Junia? I had never heard of her before. But the woman in the audience insisted that Paul praised Junia in the book of Romans and that years later translators changed it to a man’s name because they didn’t believe a woman could be an apostle.
I was stunned. I had spent a lifetime of Sundays in church, paying attention most of the time, yet I had never heard a word about someone named Junia
As a newspaper reporter and a Christian, I was intrigued—and that was the beginning of my “missing person’s search” for Junia. It took me through dozens of Bible translations, to theology schools across the country, and around the world to the catacombs in Rome.

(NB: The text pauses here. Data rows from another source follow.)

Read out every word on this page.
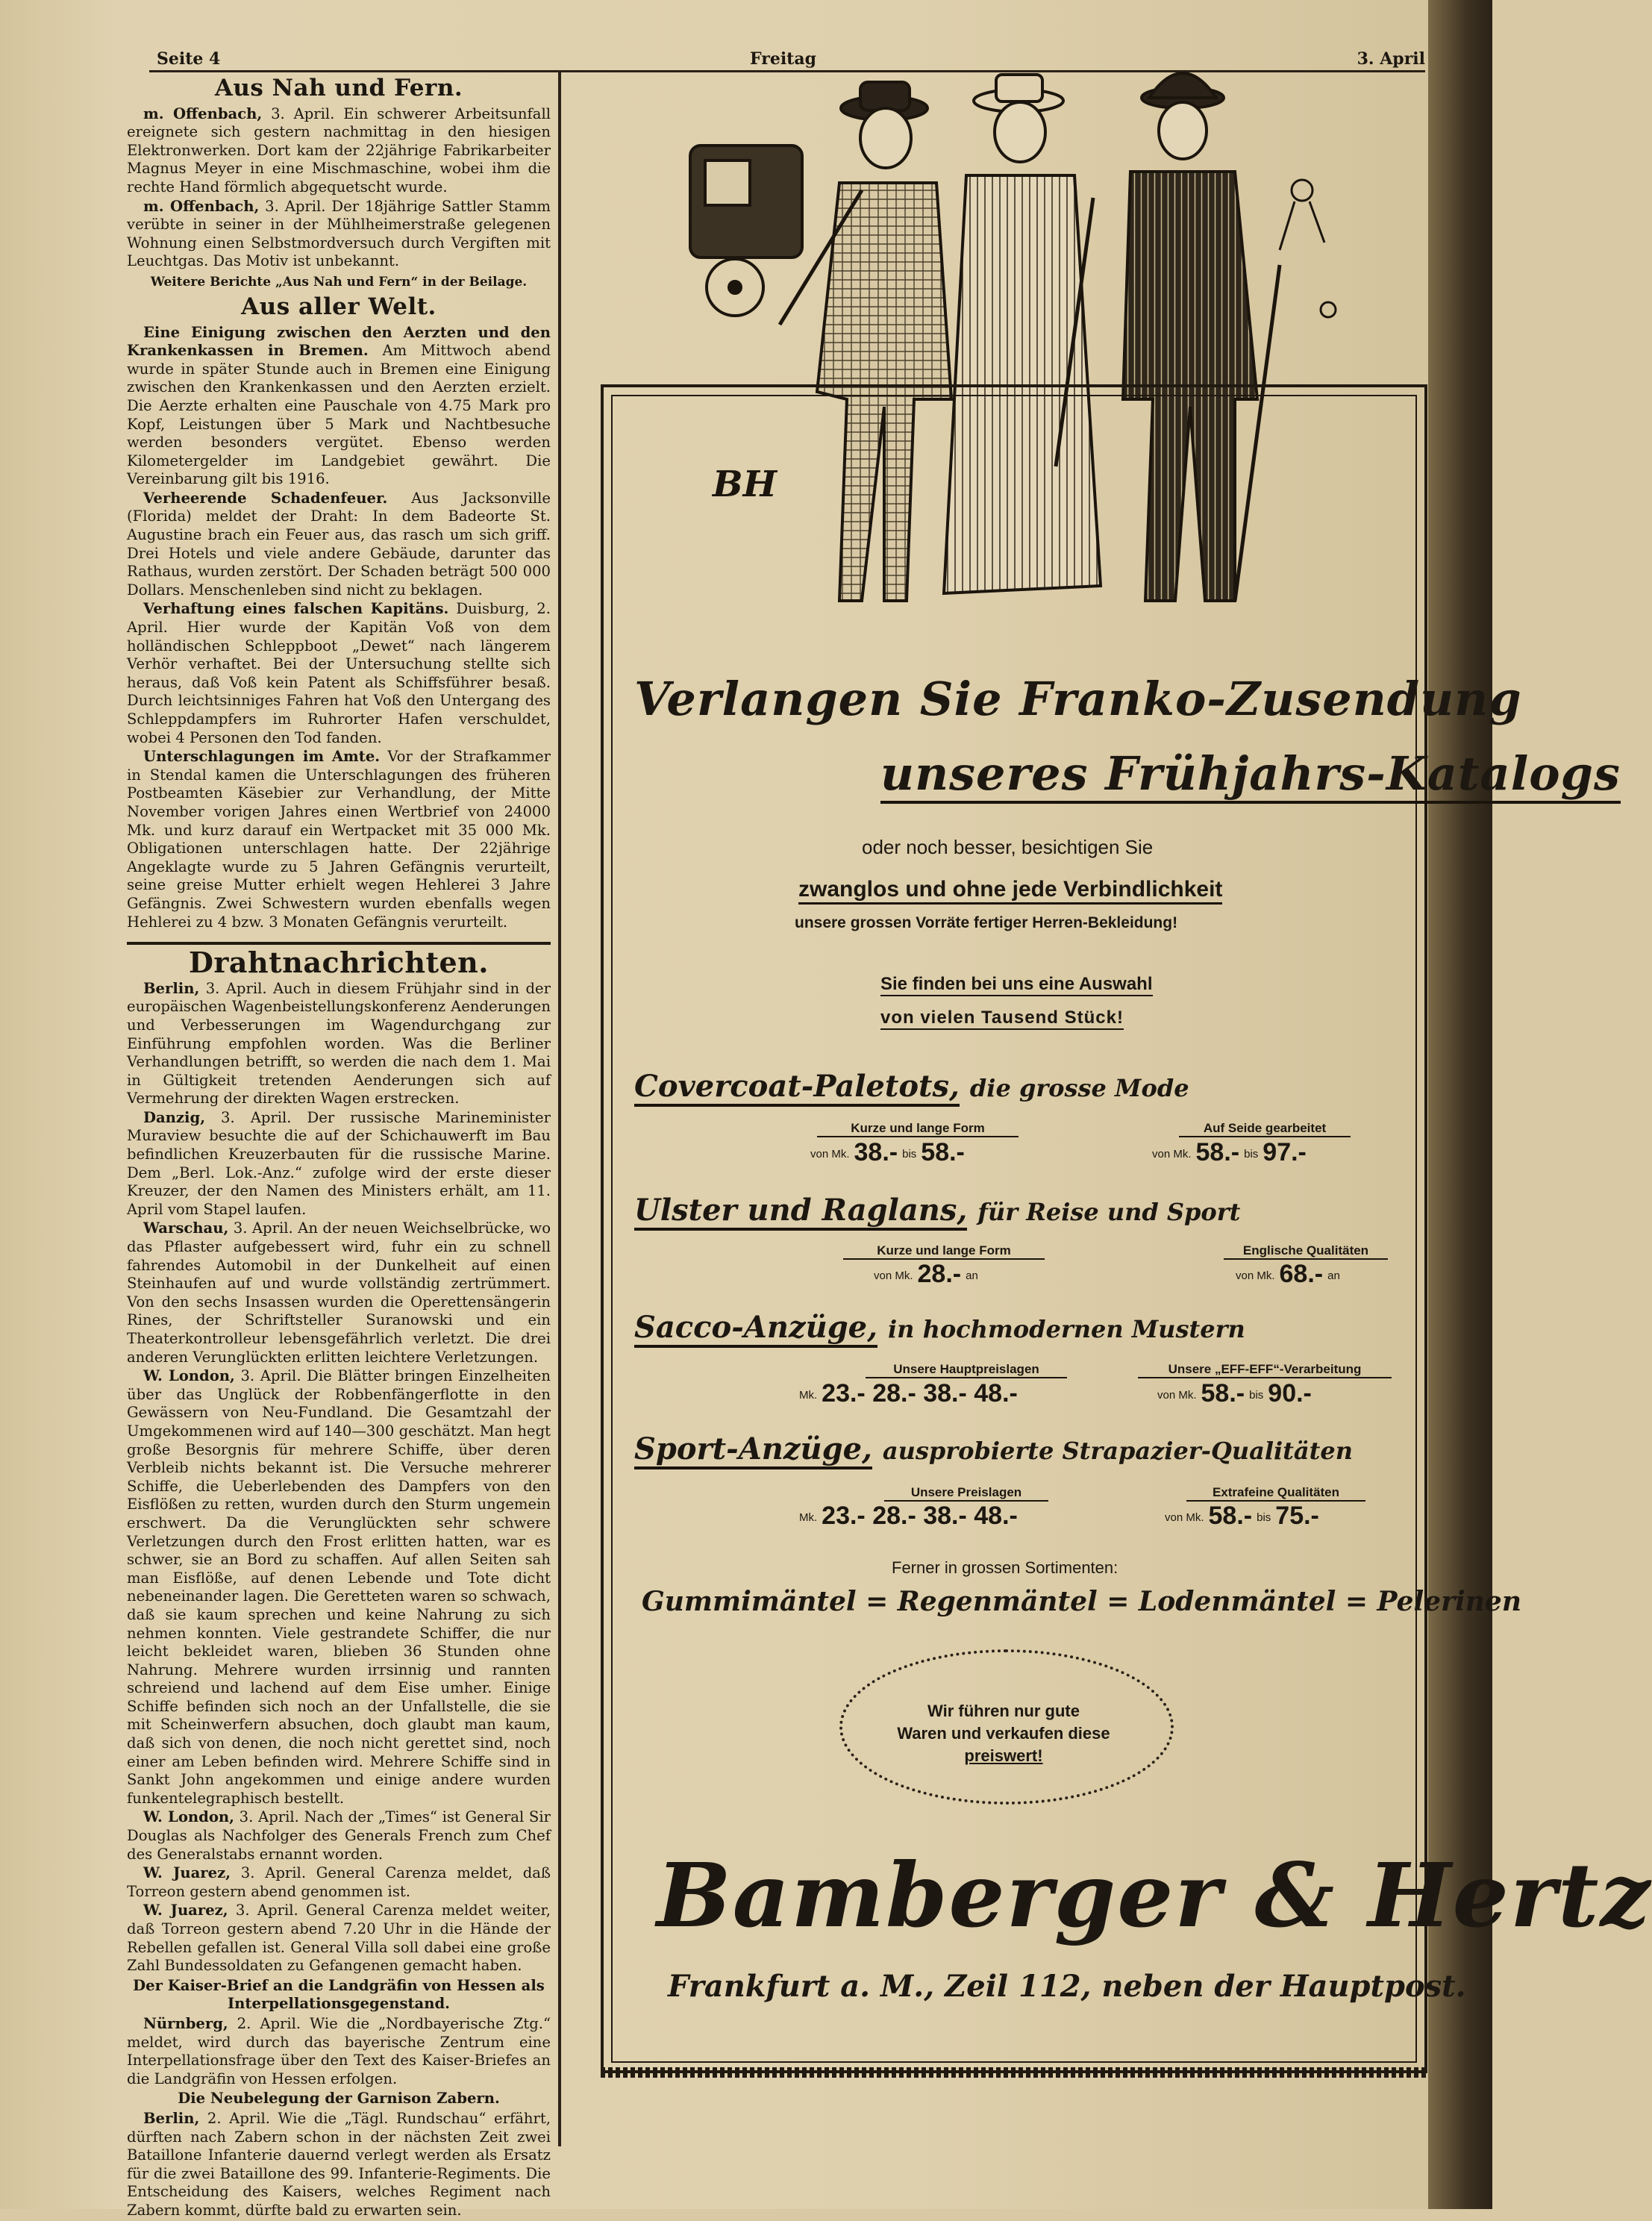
Seite 4	Freitag	3. April
Aus Nah und Fern.

m. Offenbach, 3. April. Ein schwerer Arbeitsunfall ereignete sich gestern nachmittag in den hiesigen Elektronwerken. Dort kam der 22jährige Fabrikarbeiter Magnus Meyer in eine Mischmaschine, wobei ihm die rechte Hand förmlich abgequetscht wurde.

m. Offenbach, 3. April. Der 18jährige Sattler Stamm verübte in seiner in der Mühlheimerstraße gelegenen Wohnung einen Selbstmordversuch durch Vergiften mit Leuchtgas. Das Motiv ist unbekannt.

Weitere Berichte „Aus Nah und Fern“ in der Beilage.
Aus aller Welt.

Eine Einigung zwischen den Aerzten und den Krankenkassen in Bremen. Am Mittwoch abend wurde in später Stunde auch in Bremen eine Einigung zwischen den Krankenkassen und den Aerzten erzielt. Die Aerzte erhalten eine Pauschale von 4.75 Mark pro Kopf, Leistungen über 5 Mark und Nachtbesuche werden besonders vergütet. Ebenso werden Kilometergelder im Landgebiet gewährt. Die Vereinbarung gilt bis 1916.

Verheerende Schadenfeuer. Aus Jacksonville (Florida) meldet der Draht: In dem Badeorte St. Augustine brach ein Feuer aus, das rasch um sich griff. Drei Hotels und viele andere Gebäude, darunter das Rathaus, wurden zerstört. Der Schaden beträgt 500 000 Dollars. Menschenleben sind nicht zu beklagen.

Verhaftung eines falschen Kapitäns. Duisburg, 2. April. Hier wurde der Kapitän Voß von dem holländischen Schleppboot „Dewet“ nach längerem Verhör verhaftet. Bei der Untersuchung stellte sich heraus, daß Voß kein Patent als Schiffsführer besaß. Durch leichtsinniges Fahren hat Voß den Untergang des Schleppdampfers im Ruhrorter Hafen verschuldet, wobei 4 Personen den Tod fanden.

Unterschlagungen im Amte. Vor der Strafkammer in Stendal kamen die Unterschlagungen des früheren Postbeamten Käsebier zur Verhandlung, der Mitte November vorigen Jahres einen Wertbrief von 24000 Mk. und kurz darauf ein Wertpacket mit 35 000 Mk. Obligationen unterschlagen hatte. Der 22jährige Angeklagte wurde zu 5 Jahren Gefängnis verurteilt, seine greise Mutter erhielt wegen Hehlerei 3 Jahre Gefängnis. Zwei Schwestern wurden ebenfalls wegen Hehlerei zu 4 bzw. 3 Monaten Gefängnis verurteilt.

Drahtnachrichten.

Berlin, 3. April. Auch in diesem Frühjahr sind in der europäischen Wagenbeistellungskonferenz Aenderungen und Verbesserungen im Wagendurchgang zur Einführung empfohlen worden. Was die Berliner Verhandlungen betrifft, so werden die nach dem 1. Mai in Gültigkeit tretenden Aenderungen sich auf Vermehrung der direkten Wagen erstrecken.

Danzig, 3. April. Der russische Marineminister Muraview besuchte die auf der Schichauwerft im Bau befindlichen Kreuzerbauten für die russische Marine. Dem „Berl. Lok.-Anz.“ zufolge wird der erste dieser Kreuzer, der den Namen des Ministers erhält, am 11. April vom Stapel laufen.

Warschau, 3. April. An der neuen Weichselbrücke, wo das Pflaster aufgebessert wird, fuhr ein zu schnell fahrendes Automobil in der Dunkelheit auf einen Steinhaufen auf und wurde vollständig zertrümmert. Von den sechs Insassen wurden die Operettensängerin Rines, der Schriftsteller Suranowski und ein Theaterkontrolleur lebensgefährlich verletzt. Die drei anderen Verunglückten erlitten leichtere Verletzungen.

W. London, 3. April. Die Blätter bringen Einzelheiten über das Unglück der Robbenfängerflotte in den Gewässern von Neu-Fundland. Die Gesamtzahl der Umgekommenen wird auf 140—300 geschätzt. Man hegt große Besorgnis für mehrere Schiffe, über deren Verbleib nichts bekannt ist. Die Versuche mehrerer Schiffe, die Ueberlebenden des Dampfers von den Eisflößen zu retten, wurden durch den Sturm ungemein erschwert. Da die Verunglückten sehr schwere Verletzungen durch den Frost erlitten hatten, war es schwer, sie an Bord zu schaffen. Auf allen Seiten sah man Eisflöße, auf denen Lebende und Tote dicht nebeneinander lagen. Die Geretteten waren so schwach, daß sie kaum sprechen und keine Nahrung zu sich nehmen konnten. Viele gestrandete Schiffer, die nur leicht bekleidet waren, blieben 36 Stunden ohne Nahrung. Mehrere wurden irrsinnig und rannten schreiend und lachend auf dem Eise umher. Einige Schiffe befinden sich noch an der Unfallstelle, die sie mit Scheinwerfern absuchen, doch glaubt man kaum, daß sich von denen, die noch nicht gerettet sind, noch einer am Leben befinden wird. Mehrere Schiffe sind in Sankt John angekommen und einige andere wurden funkentelegraphisch bestellt.

W. London, 3. April. Nach der „Times“ ist General Sir Douglas als Nachfolger des Generals French zum Chef des Generalstabs ernannt worden.

W. Juarez, 3. April. General Carenza meldet, daß Torreon gestern abend genommen ist.

W. Juarez, 3. April. General Carenza meldet weiter, daß Torreon gestern abend 7.20 Uhr in die Hände der Rebellen gefallen ist. General Villa soll dabei eine große Zahl Bundessoldaten zu Gefangenen gemacht haben.

Der Kaiser-Brief an die Landgräfin von Hessen als Interpellationsgegenstand.

Nürnberg, 2. April. Wie die „Nordbayerische Ztg.“ meldet, wird durch das bayerische Zentrum eine Interpellationsfrage über den Text des Kaiser-Briefes an die Landgräfin von Hessen erfolgen.

Die Neubelegung der Garnison Zabern.

Berlin, 2. April. Wie die „Tägl. Rundschau“ erfährt, dürften nach Zabern schon in der nächsten Zeit zwei Bataillone Infanterie dauernd verlegt werden als Ersatz für die zwei Bataillone des 99. Infanterie-Regiments. Die Entscheidung des Kaisers, welches Regiment nach Zabern kommt, dürfte bald zu erwarten sein.

BH
Verlangen Sie Franko-Zusendung
unseres Frühjahrs-Katalogs
oder noch besser, besichtigen Sie
zwanglos und ohne jede Verbindlichkeit
unsere grossen Vorräte fertiger Herren-Bekleidung!
Sie finden bei uns eine Auswahl
von vielen Tausend Stück!
Covercoat-Paletots, die grosse Mode
Kurze und lange Form
von Mk. 38.- bis 58.-
Auf Seide gearbeitet
von Mk. 58.- bis 97.-
Ulster und Raglans, für Reise und Sport
Kurze und lange Form
von Mk. 28.- an
Englische Qualitäten
von Mk. 68.- an
Sacco-Anzüge, in hochmodernen Mustern
Unsere Hauptpreislagen
Mk. 23.- 28.- 38.- 48.-
Unsere „EFF-EFF“-Verarbeitung
von Mk. 58.- bis 90.-
Sport-Anzüge, ausprobierte Strapazier-Qualitäten
Unsere Preislagen
Mk. 23.- 28.- 38.- 48.-
Extrafeine Qualitäten
von Mk. 58.- bis 75.-
Ferner in grossen Sortimenten:
Gummimäntel = Regenmäntel = Lodenmäntel = Pelerinen
Wir führen nur gute
Waren und verkaufen diese
preiswert!
Bamberger & Hertz
Frankfurt a. M., Zeil 112, neben der Hauptpost.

The minute I got home, I rushed to my bookshelves and looked up Junia’s name in the Bibles I had on hand. There it was, in Romans 16:7—“Greet Andronicus and Junia, my relatives, who have been in prison with me. They are outstanding among the apostles and they were in Christ before I was.”
But about half the Bibles had what looked like a man’s name —Junias —instead of the female name. Commentaries were equally split, but the newer commentaries acknowledged that Junia was probably the wife of Andronicus, both of whom were prominent among the apostles. Eerdman’s Dictionary of the Bible went on to say that Junia is the “only woman called ‘apostle’ in the New Testament; she may have had a charge of some sort and may have been among the restricted leadership of the church.” That is, she was not an Apostle with a capital “A,” like the twelve disciples, but she was a leading messenger, an apostle with a little “a.”
Some commentaries even acknowledged that Junia’s name had been changed later by church leaders who were uncomfortable with the idea of a woman being an apostle.
So the woman in the audience had been right. That surprise led me to seek out top New Testament scholars around the world—and the vast majority agreed that Junia was indeed a historical figure who played a valuable role in the early church. This affirmation led me to write my book, The Lost Apostle: Searching for the Truth about Junia.
The Invisible Woman
Since its publication last year, Junia’s story has given me a deeper appreciation of the difficulties women face gaining recognition in the world of religion. The problem of “the invisible woman” in American culture had been on my mind for some time. It seemed as if every time I gave a book talk, a woman from the audience would come up afterward and shyly say, by way of introduction, “You don’t know me. I’m nobody.”
The truth is that, despite having more freedom in today’s liberated world, many women still feel like nobodies, insignificant in our culture, unworthy of regard. The way women are treated by the church has repercussions on how women are treated by society and how women perceive themselves. They need reassurance that the stories of women count.
After The Lost Apostle was published, women ministers often came in twos and threes to my book signings and said encouragingly, “I’m so glad you wrote this.” One of these ministers, Rev. Nancy Kellond, told me that when she first felt a calling to the ministry two decades ago, she had a hard time picturing herself as a female church leader because she had never seen one in the pulpit. In her first three postings, she broke ground as the first woman minister. She is now the first female pastor in a Methodist Church that is 168 years old, baptizing the babies, comforting the sick, and sharing communion and God’s word with dignity and sensibility and grace.
Other women are still facing rejection by church leaders. About the same time my book was published, seminary professor Sheri Klouda and Sunday School teacher Mary Lambert made headlines when they were dismissed by church leaders in different parts of the country. Their only mistake was that they were women.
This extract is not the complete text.